For beryllium hydroxide, its molar solubility is defined as the number of moles of Be(OH)_2 that can dissolve per liter of water.

In pure water, the molar solubility value helps us compute the \(K_{sp}\), and vice-versa:

• Given molar solubility: Find how many moles of Be(OH)_2 dissolve.
• Dissolution leads to certain equilibrium ion concentrations.
• Use these concentrations to calculate \(K_{sp}\).

It's important to note that molar solubility varies with solution compositions. With added NH_3 and NH_4Cl, the complexation or common ion effect alters the molar solubility from the baseline in pure water, showcasing the dynamic nature of equilibrium solutions.

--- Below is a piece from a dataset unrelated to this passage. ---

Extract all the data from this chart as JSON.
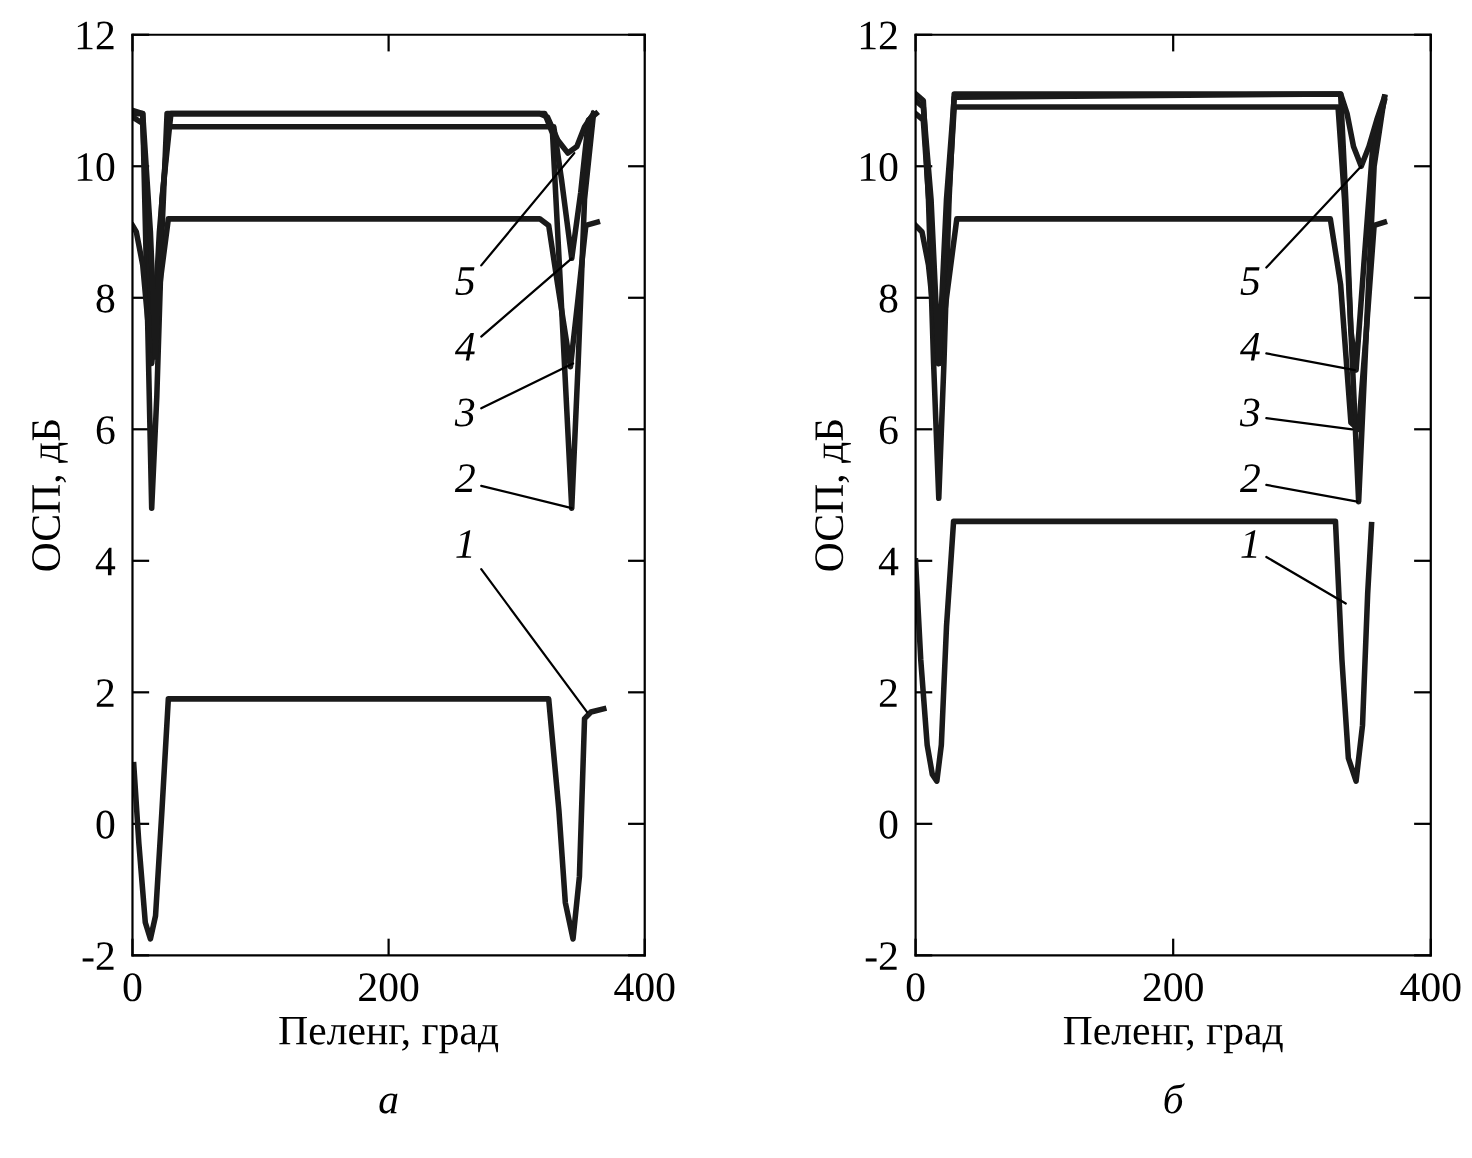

Equilibrium constants are crucial in understanding reaction dynamics and solubility.
For beryllium hydroxide, the solubility product constant, \(K_{sp}\), gives insight into its dissolution.
It is defined by\[ K_{sp} = [\text{Be}^{2+}][\text{OH}^-]^2 \].

This equilibrium constant shows the balance between the solid and its ions in solution:

• Higher the \(K_{sp}\), the more soluble the compound.
• Lower the \(K_{sp}\), the less soluble the compound.

In part B, complex ion formation involves its own equilibrium constant, depicting the stability of [Be(NH_3)_4]^{2+}.
These constants collectively determine how equilibrium shifts when conditions change.
Equilibrium constants give a mathematical framework to predict solubility under various conditions.